Another camp of digital x-ray technology is made up of electronic arrays that immediately transmit data to a network, archive, or workstation for display of the reconstructed image. These signals may be created either directly or indirectly.

Electronic arrays made from amorphous selenium directly generate electrical impulses. Plates made from amorphous silicon register flashes of light that are produced when x-rays strike a thin coating of scintillation material made of cesium iodide. Both selenium- and silicon-based arrays are akin to very large computer chips. Charge-coupled devices, which also record light flashes produced by a scintillator, differ from these arrays in that CCD detectors are composed of many individual chips electronically tied together. Another competing technology, CMOS, is essentially made up of microprocessors that convert light into electrical signals.

At the upcoming RSNA meeting, vendors will almost certainly try to distinguish their products on the basis of their detectors.

The battle over image quality, however, may be incomprehensible to anyone without a background in high-energy physics. Over the last few years, leading vendors, particularly GE and Hologic DRC, have argued over the relative merits of detective quantum efficiency (DQE) and modulation transfer function (MTF) as indicators of how well their detectors capture data. References to spatial frequency, Nyquist frequency, and zero line pairs per millimeter have only served to muddy the waters as these supposedly objective arguments and counterarguments have been twisted to support and contradict the effectiveness of both types of detectors.

"It confuses the customer," said Swissray's Harmon. "The issue should be what gives the best images, what is deliverable, and what works."

WHICH TECHNOLOGY?

The multitude of names, in the context of battling technologies, could make it more difficult for vendors to convince customers that the time for digital x-ray has arrived. A major barrier to its adoption has been uncertainty among prospective buyers about which technology to purchase. GE hopes to re¡solve the problem in a way that will benefit itself and, ironically, its chief rivals, Philips and Siemens, as all three companies have built their radiographic systems around amorphous silicon detectors.

"When you have GE and Philips and Siemens using basically similar technology, you can tell yourself that this technology is here to stay," GE's Maloberti said. "Amorphous silicon technology is what the market is going to choose."

A lot is at stake. GE alone claims to have sunk more than $150 million into the development of its flat-panel technology. The company is continuing to pour money into R&D, focusing on advanced applications, such as dual energy subtraction and tomosynthesis.

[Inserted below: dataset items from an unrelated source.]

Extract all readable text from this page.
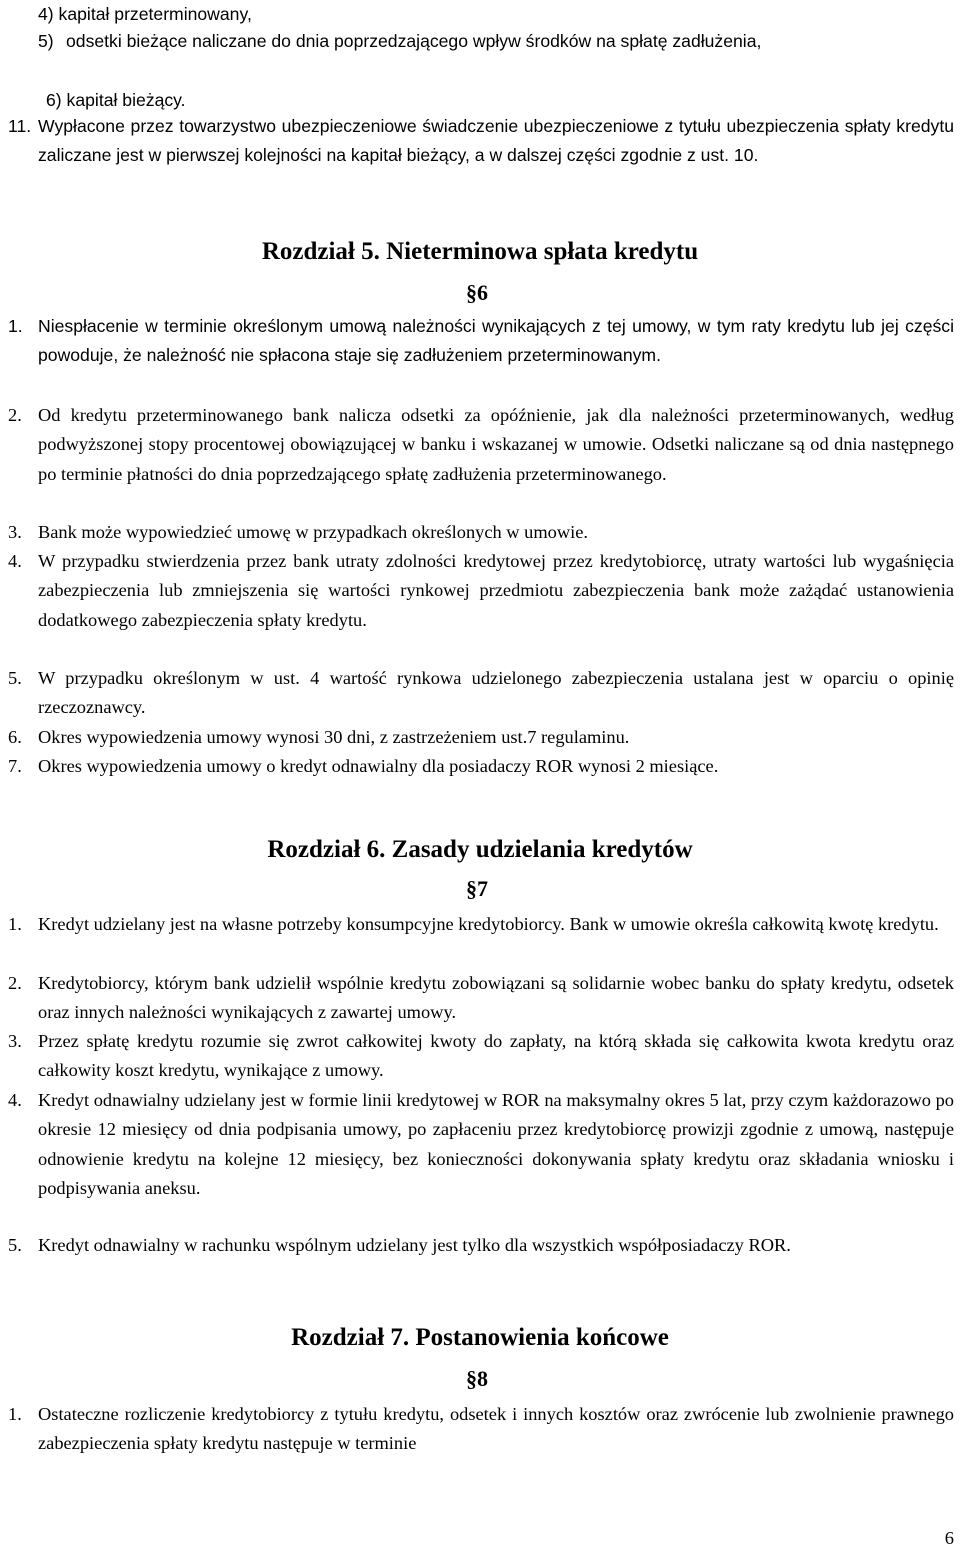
4) kapitał przeterminowany,
5) odsetki bieżące naliczane do dnia poprzedzającego wpływ środków na spłatę zadłużenia,
6) kapitał bieżący.
11. Wypłacone przez towarzystwo ubezpieczeniowe świadczenie ubezpieczeniowe z tytułu ubezpieczenia spłaty kredytu zaliczane jest w pierwszej kolejności na kapitał bieżący, a w dalszej części zgodnie z ust. 10.
Rozdział 5. Nieterminowa spłata kredytu
§6
1. Niespłacenie w terminie określonym umową należności wynikających z tej umowy, w tym raty kredytu lub jej części powoduje, że należność nie spłacona staje się zadłużeniem przeterminowanym.
2. Od kredytu przeterminowanego bank nalicza odsetki za opóźnienie, jak dla należności przeterminowanych, według podwyższonej stopy procentowej obowiązującej w banku i wskazanej w umowie. Odsetki naliczane są od dnia następnego po terminie płatności do dnia poprzedzającego spłatę zadłużenia przeterminowanego.
3. Bank może wypowiedzieć umowę w przypadkach określonych w umowie.
4. W przypadku stwierdzenia przez bank utraty zdolności kredytowej przez kredytobiorcę, utraty wartości lub wygaśnięcia zabezpieczenia lub zmniejszenia się wartości rynkowej przedmiotu zabezpieczenia bank może zażądać ustanowienia dodatkowego zabezpieczenia spłaty kredytu.
5. W przypadku określonym w ust. 4 wartość rynkowa udzielonego zabezpieczenia ustalana jest w oparciu o opinię rzeczoznawcy.
6. Okres wypowiedzenia umowy wynosi 30 dni, z zastrzeżeniem ust.7 regulaminu.
7. Okres wypowiedzenia umowy o kredyt odnawialny dla posiadaczy ROR wynosi 2 miesiące.
Rozdział 6. Zasady udzielania kredytów
§7
1. Kredyt udzielany jest na własne potrzeby konsumpcyjne kredytobiorcy. Bank w umowie określa całkowitą kwotę kredytu.
2. Kredytobiorcy, którym bank udzielił wspólnie kredytu zobowiązani są solidarnie wobec banku do spłaty kredytu, odsetek oraz innych należności wynikających z zawartej umowy.
3. Przez spłatę kredytu rozumie się zwrot całkowitej kwoty do zapłaty, na którą składa się całkowita kwota kredytu oraz całkowity koszt kredytu, wynikające z umowy.
4. Kredyt odnawialny udzielany jest w formie linii kredytowej w ROR na maksymalny okres 5 lat, przy czym każdorazowo po okresie 12 miesięcy od dnia podpisania umowy, po zapłaceniu przez kredytobiorcę prowizji zgodnie z umową, następuje odnowienie kredytu na kolejne 12 miesięcy, bez konieczności dokonywania spłaty kredytu oraz składania wniosku i podpisywania aneksu.
5. Kredyt odnawialny w rachunku wspólnym udzielany jest tylko dla wszystkich współposiadaczy ROR.
Rozdział 7. Postanowienia końcowe
§8
1. Ostateczne rozliczenie kredytobiorcy z tytułu kredytu, odsetek i innych kosztów oraz zwrócenie lub zwolnienie prawnego zabezpieczenia spłaty kredytu następuje w terminie
6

"If you don't have the solidity of the company to sustain future development, you won't reap the full benefit of the digital detector technology," Maloberti said. "That's why you will see a concentration of the market on a few players over the next few years."

If he is correct, the debate over the technical merits of amorphous silicon versus selenium, CCD, and other alternative technologies will be moot. Marketing muscle, brought to bear by a confluence of major companies on a single type of technology, will determine the winner, not technical superiority. Whether this happens could be decided in the next 12 months.